Lindsay carried the babies to 31 weeks, and on Sept. 5, 2010, delivered a boy, Christian, weighing 3 pounds and 6 ounces, and a girl, Christina, weighing 3 pounds and 2 ounces. The babies, who joined an older brother, kindergartner Lonnie Chea II, spent the first two months of their lives in intensive care. A former member of the WCU track and field team, Lindsay relied on her WCU connections to help her through the time, staying in touch with many of them through Facebook. “I constantly tell people it was those prayers that helped my kids get out of NICU,” she said.
The babies’ early arrival prompted another unexpected turn of events. “Financially, the home needed to be a two-income home,” Lindsay said. Ultimately, however, with the twins’ extended stay in the NICU and the special care they would need at home, Lindsay left her full-time position as an IT specialist with manufacturer Gilbarco Veeder-Root.
Though focused on the health of her children, life events left Lindsay struggling with guilt and depression. She found relief when she learned of the nonprofit March of Dimes and its mission to raise awareness about and find the causes of premature birth. “I felt compelled to help myself by helping others,” said Lindsay, who dove into the local March for Babies, raising money on behalf of the “Lindsay A Team” for the spring event. Friends, family, neighbors, her husband’s co-workers, even a local fire department – Lindsay enlisted the support of all. “It felt like therapy for me,” Lindsay said.
Lisa Edwards, a former nurse with the Guildford County Department of Public Health, met Lindsay through a program that provides support for young children at risk for developmental delays and also worked with her during the 2011 March for Babies, which Edwards helps organize. The walk bolstered Lindsay by allowing her to give back, said Edwards, the mother of two premature babies, now teenagers and doing great. “Working, being busy and doing something for her children helped her a lot,” she said.

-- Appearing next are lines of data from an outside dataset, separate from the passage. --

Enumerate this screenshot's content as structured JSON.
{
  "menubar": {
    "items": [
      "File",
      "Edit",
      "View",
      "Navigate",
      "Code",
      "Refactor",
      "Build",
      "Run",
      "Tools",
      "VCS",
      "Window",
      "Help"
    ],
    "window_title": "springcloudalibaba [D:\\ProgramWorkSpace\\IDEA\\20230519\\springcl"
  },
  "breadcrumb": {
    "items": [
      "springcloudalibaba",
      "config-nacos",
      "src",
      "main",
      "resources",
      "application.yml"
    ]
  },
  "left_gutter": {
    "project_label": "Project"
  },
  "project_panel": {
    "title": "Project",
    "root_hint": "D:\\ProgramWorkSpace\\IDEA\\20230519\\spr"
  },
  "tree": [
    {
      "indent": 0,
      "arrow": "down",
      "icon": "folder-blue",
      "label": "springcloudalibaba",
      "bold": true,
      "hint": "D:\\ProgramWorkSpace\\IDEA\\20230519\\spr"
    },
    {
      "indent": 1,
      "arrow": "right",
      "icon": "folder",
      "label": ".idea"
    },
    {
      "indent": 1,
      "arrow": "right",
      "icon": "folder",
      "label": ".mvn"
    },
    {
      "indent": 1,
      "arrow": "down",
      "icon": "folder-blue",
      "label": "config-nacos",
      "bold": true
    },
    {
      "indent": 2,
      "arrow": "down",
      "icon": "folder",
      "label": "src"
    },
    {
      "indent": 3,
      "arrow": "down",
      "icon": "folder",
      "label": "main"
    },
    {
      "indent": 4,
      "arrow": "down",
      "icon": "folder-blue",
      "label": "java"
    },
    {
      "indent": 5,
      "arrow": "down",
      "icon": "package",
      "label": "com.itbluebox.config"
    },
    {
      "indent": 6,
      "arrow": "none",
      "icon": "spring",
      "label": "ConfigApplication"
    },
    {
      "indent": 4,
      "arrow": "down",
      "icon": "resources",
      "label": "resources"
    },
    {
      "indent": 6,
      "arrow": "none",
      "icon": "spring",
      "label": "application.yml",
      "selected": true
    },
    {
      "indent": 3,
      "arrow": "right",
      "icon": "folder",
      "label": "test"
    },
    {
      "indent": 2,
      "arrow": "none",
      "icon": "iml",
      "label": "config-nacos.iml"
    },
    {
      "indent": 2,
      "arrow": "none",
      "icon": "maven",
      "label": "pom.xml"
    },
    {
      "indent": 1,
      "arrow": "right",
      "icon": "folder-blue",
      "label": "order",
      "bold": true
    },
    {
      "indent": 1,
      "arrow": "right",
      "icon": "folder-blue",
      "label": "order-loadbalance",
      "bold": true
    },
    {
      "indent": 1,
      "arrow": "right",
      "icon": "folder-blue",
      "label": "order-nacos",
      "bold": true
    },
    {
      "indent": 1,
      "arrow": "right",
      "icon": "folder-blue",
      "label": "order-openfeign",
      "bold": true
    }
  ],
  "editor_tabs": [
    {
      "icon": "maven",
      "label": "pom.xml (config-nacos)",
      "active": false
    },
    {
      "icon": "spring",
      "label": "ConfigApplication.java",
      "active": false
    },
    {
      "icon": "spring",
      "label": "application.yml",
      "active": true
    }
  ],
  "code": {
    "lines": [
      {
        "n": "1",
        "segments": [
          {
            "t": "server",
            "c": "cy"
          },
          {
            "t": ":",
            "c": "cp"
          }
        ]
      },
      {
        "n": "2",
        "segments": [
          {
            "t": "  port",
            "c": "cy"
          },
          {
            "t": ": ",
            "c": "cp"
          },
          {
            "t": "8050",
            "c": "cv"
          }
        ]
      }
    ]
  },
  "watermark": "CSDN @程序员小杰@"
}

Lindsay’s twins continue to achieve new milestones and in most ways are typical for their age. While she still finds her day-to-day role challenging, Lindsay has learned to embrace her stay-at-home status, and she’s gearing up for the 2012 March for Babies, scheduled for April 28. “We want to earn $10,000,” said Lindsay, who is organizing a team. “We’re really going to go outside of the box.”